Bukhari's brother, Ameer Bukhari, also a student at FlightSafety, was killed in a mid-air collision over St. Lucie last year, and Bukhari had told him they planned to sue, DeFossez said.
"They didn't stick out. They blended in well," said Wayne Meliti, who lives across the street from the Bukhari and Al-Omari homes.
All four families settled in quiet suburban enclaves of $100,000 homes and scooter-strewn driveways, places where crime rarely visits and the largest offense is an unkempt yard.
In ways they were different: The wives cloaked themselves in veils and robes and rarely were seen. Most neighbors could not recollect their names.
Poley recalled seeing his neighbor carry a large bong pipe, for smoking tobacco, across the street to another Arab neighbor's home. They knelt to pray five times a day.
But FlightSafety trains many international students, including pilots from Saudi Arabia, and they frequently rent homes in nearby neighborhoods for their 12 to 18 month stays.
Two weeks ago, Mrs. Bukhari and her children returned to Saudi Arabia, neighbors said, and Mrs. Alomari and her children followed the next day.
Mr. Al-Omari moved in with Mr. Bukhari for about a week, then disappeared, neighbors said.

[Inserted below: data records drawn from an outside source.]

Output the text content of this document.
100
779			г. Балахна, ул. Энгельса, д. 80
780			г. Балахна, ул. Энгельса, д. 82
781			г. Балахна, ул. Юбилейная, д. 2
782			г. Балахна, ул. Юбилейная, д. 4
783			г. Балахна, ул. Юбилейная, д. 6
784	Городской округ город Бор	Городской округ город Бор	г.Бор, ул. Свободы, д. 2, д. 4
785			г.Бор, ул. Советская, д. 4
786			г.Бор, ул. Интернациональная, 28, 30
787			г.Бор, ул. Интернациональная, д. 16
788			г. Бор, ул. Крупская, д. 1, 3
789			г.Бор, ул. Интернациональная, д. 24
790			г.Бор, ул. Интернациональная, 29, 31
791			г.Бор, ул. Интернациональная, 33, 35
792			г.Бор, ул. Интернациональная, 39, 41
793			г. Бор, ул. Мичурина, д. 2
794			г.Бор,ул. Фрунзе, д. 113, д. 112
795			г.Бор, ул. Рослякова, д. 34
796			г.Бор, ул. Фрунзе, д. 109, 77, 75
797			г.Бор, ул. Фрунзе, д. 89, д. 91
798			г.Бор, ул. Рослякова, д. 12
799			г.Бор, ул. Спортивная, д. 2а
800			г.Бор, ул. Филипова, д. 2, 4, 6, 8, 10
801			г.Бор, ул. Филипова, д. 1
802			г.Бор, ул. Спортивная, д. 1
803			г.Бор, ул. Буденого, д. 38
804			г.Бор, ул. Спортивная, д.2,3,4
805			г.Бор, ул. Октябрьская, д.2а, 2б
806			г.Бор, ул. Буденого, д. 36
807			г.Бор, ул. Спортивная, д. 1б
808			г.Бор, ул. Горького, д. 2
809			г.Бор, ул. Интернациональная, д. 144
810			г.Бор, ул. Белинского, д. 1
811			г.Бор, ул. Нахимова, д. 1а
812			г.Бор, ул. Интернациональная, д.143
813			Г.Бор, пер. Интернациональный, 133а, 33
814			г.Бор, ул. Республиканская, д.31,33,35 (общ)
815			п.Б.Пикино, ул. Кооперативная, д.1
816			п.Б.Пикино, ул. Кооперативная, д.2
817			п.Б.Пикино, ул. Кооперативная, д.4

Wednesday morning, FBI agents searched the homes of all four families and took Bukhari into custody as a witness. Authorities say he is cooperating.
Only the Mohammed home remained occupied Thursday. Mrs. Mohammed was inside with her three children, front door closed and the window blinds shut tight against the TV camera outside. She refused to open her door to detectives in the morning. FBI agents interviewed neighbors.
"It just eats me up," Poley said as he stood outside in the rain. "I want to knock on that lady's door so bad and point-blank just ask her, "What really happened? What do you know?'
"You don't know whether to bring bread or be angry."